— Мы с отцом на крыше вагона едем куда-то. Это первое мое воспоминание, до этого нет ничего. Мне года три или чуть больше. Значит, это тридцать седьмой или тридцать восьмой год. Ничего не помню, что было до того, но та поездка в мою память вбита намертво. Мы едем, вероятно, из Сибири в Европу, по ночам уже холодно, я сплю на отцовском ватнике, и он прижимает меня к себе, накрывая при этом полой пиджака, приходится глотать паровозный дым, и его горечь до сих пор в моем горле. Днем вокруг золотые леса, на крышах вагонов много людей и какой-то мужчина сидит рядом с нами. Странно, но я помню только один момент, лучше всего и очень отчетливо, даже интонации его голоса:
— Эх, мальчик, хорошо бы было, когда б на деревьях деньги росли.
А отец режет черный хлеб, прижав каравай к груди, потом кладет на ломти куски розового сала и отвечает незнакомцу:
— Тогда бы люди расплачивались листочками с деревьев.
Мне это так врезалось в сознание, что уже потом, будучи в детском доме, я собирал на земле опавшие листья и заходил в лавки, протягивал продавщицам кленовый лист и говорил:
— Тетенька, продайте за листик конфетку.
Удивительно, но меня не гнали, и я даже приносил в детский дом кулек с каким-нибудь драже или жестяную коробочку монпансье.
— Дядя Костя, — прохрипел Саша, — а отец Ваш куда делся?
— Мы с ним не доехали до Ленинграда. На какой-то станции он пошел с котелком за водой, а потом я услышал крики, подполз к краю вагона и глянул вниз: мужчина во френче бил по щекам женщину; она не убегала, пыталась лишь прикрыть лицо руками. Голова моталась от ударов, губы женщины были разбиты, и из носа шла кровь. Она молчала, кричали лишь два ребенка: мальчик и девочка плакали и просили: «Дяденька, не бейте маму». А тот лупил ее с каким-то остервенением, после каждого удара мужчина повторял: «Воровка! Воровка!» Наконец женщина упала, и тогда я увидел, что рядом с ней лежит черный круглый хлеб. Мужчина во френче пнул буханку ногой, она отлетела в сторону и покатилась. Тогда этот гад пнул женщину: «Воровка!» Я заплакал от страха и сквозь слезы увидел отца, бегущего по насыпи, он подскочил к тому человеку и без замаха ударил его в подбородок. Тот отлетел на пару шагов и рухнул в какие-то кусты. Потом помню станцию, скамьи, из-за которых выглядывали испуганные люди. Отца раздели до кальсон, и несколько милиционеров лупили его сапогами. Его торс был покрыт татуировками. Мусора орали довольные:
— Знатного вора поймали. Он товарищу уполномоченному районного НКВД челюсть сломал. А отец поднимался с дощатого пола и повторял, сплевывая кровь:
— Это мой сын, Костя Шарманщиков. Кто-нибудь запомните: Константин Иванович Шарманщиков.
И какая-то женщина крикнула ему:
— Все уже запомнили. Ты только молчи, а то тебя до смерти забьют.

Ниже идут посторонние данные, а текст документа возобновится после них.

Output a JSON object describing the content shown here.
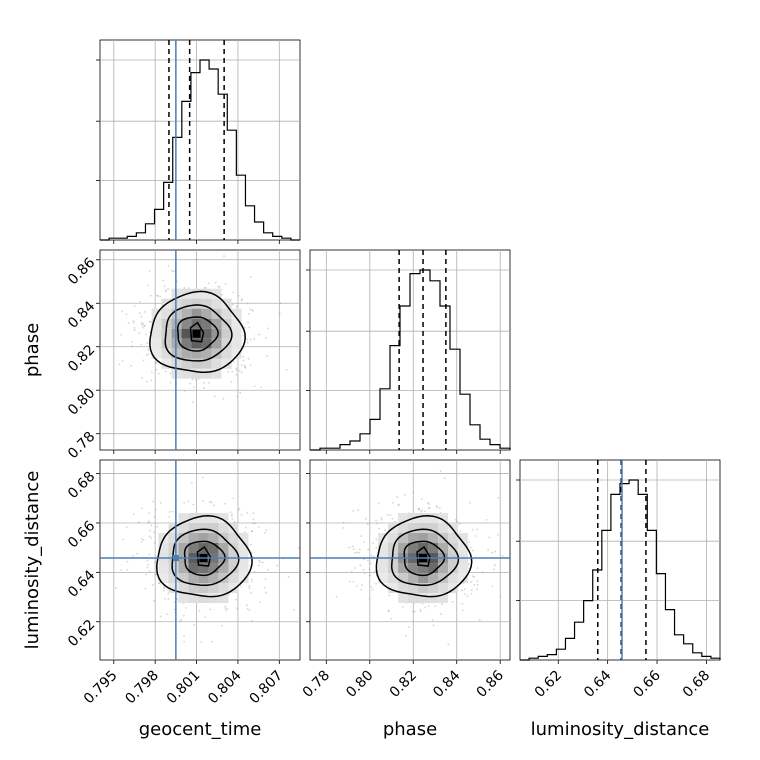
{
  "chart_data": {
    "type": "corner",
    "parameters": [
      "geocent_time",
      "phase",
      "luminosity_distance"
    ],
    "axis_labels": {
      "geocent_time": "geocent_time",
      "phase": "phase",
      "luminosity_distance": "luminosity_distance"
    },
    "ranges": {
      "geocent_time": [
        0.794,
        0.8085
      ],
      "phase": [
        0.7725,
        0.8645
      ],
      "luminosity_distance": [
        0.6045,
        0.6855
      ]
    },
    "ticks": {
      "geocent_time": [
        0.795,
        0.798,
        0.801,
        0.804,
        0.807
      ],
      "phase": [
        0.78,
        0.8,
        0.82,
        0.84,
        0.86
      ],
      "luminosity_distance": [
        0.62,
        0.64,
        0.66,
        0.68
      ]
    },
    "tick_labels": {
      "geocent_time": [
        "0.795",
        "0.798",
        "0.801",
        "0.804",
        "0.807"
      ],
      "phase": [
        "0.78",
        "0.80",
        "0.82",
        "0.84",
        "0.86"
      ],
      "luminosity_distance": [
        "0.62",
        "0.64",
        "0.66",
        "0.68"
      ]
    },
    "injection": {
      "geocent_time": 0.7995,
      "luminosity_distance": 0.6458
    },
    "quantiles": {
      "geocent_time": [
        0.799,
        0.8005,
        0.803
      ],
      "phase": [
        0.8135,
        0.8245,
        0.835
      ],
      "luminosity_distance": [
        0.636,
        0.6455,
        0.6555
      ]
    },
    "histograms": {
      "geocent_time": [
        0,
        1,
        1,
        2,
        4,
        9,
        17,
        32,
        57,
        77,
        93,
        100,
        95,
        81,
        61,
        36,
        19,
        10,
        4,
        2,
        1,
        0
      ],
      "phase": [
        0,
        1,
        1,
        3,
        5,
        9,
        17,
        34,
        58,
        80,
        98,
        100,
        94,
        80,
        56,
        31,
        14,
        6,
        3,
        1
      ],
      "luminosity_distance": [
        0,
        1,
        2,
        3,
        6,
        12,
        21,
        33,
        50,
        72,
        92,
        98,
        100,
        92,
        72,
        48,
        28,
        14,
        9,
        4,
        2,
        1
      ]
    },
    "center_2d": {
      "geocent_time-phase": [
        0.801,
        0.826
      ],
      "geocent_time-luminosity_distance": [
        0.8015,
        0.6458
      ],
      "phase-luminosity_distance": [
        0.8245,
        0.6458
      ]
    },
    "grid": true
  }
}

Он потом потерял сознание, но его продолжали бить. Потом милиционеры за ноги потащили его к выходу, и на досках пола осталась кровавая полоса. Отца бросили в телегу, меня посадили рядом. Я ехал, держа в руках наш пустой котелок, долго смотрел, как следом за повозкой бежала женщина с окровавленным лицом, таща за руки двух детей. Потом мальчик, не выдержав, упал, и они отстали. А я не знал и не мог знать, в какую сторону меня уводит судьба. Вот такое воспоминание.
Старик замолчал, закрыл глаза, думал о чем-то, задремал может быть. А петербургская осень уже пригнала сумерки.
Аня вошла в подъезд и начала подниматься по лестнице. На подоконнике окна площадки между первым и вторым этажами сидел Филипп. Он поднялся, увидев ее, но навстречу не бросился. Аня сама подошла и, обняв, прижалась к его груди. Почувствовав щекой холод кожи его куртки, чуть отстранилась и поцеловала этот холод.
— Я тебя уже целый час жду, — сказал он, — как дурак сижу здесь. В университет заходил, но староста вашего курса сказала, что тебя целый день не было. И вчера и позавчера.
— Халтурка подвернулась, — объяснила Аня.
Но Филипп не слушал ее.
— Какой кейс замечательный. Откуда? — удивился он.
— Тебе подарок, — улыбнулась девушка, — там еще внутри одеколон, часы и ручка. Посмотри, понравятся ли.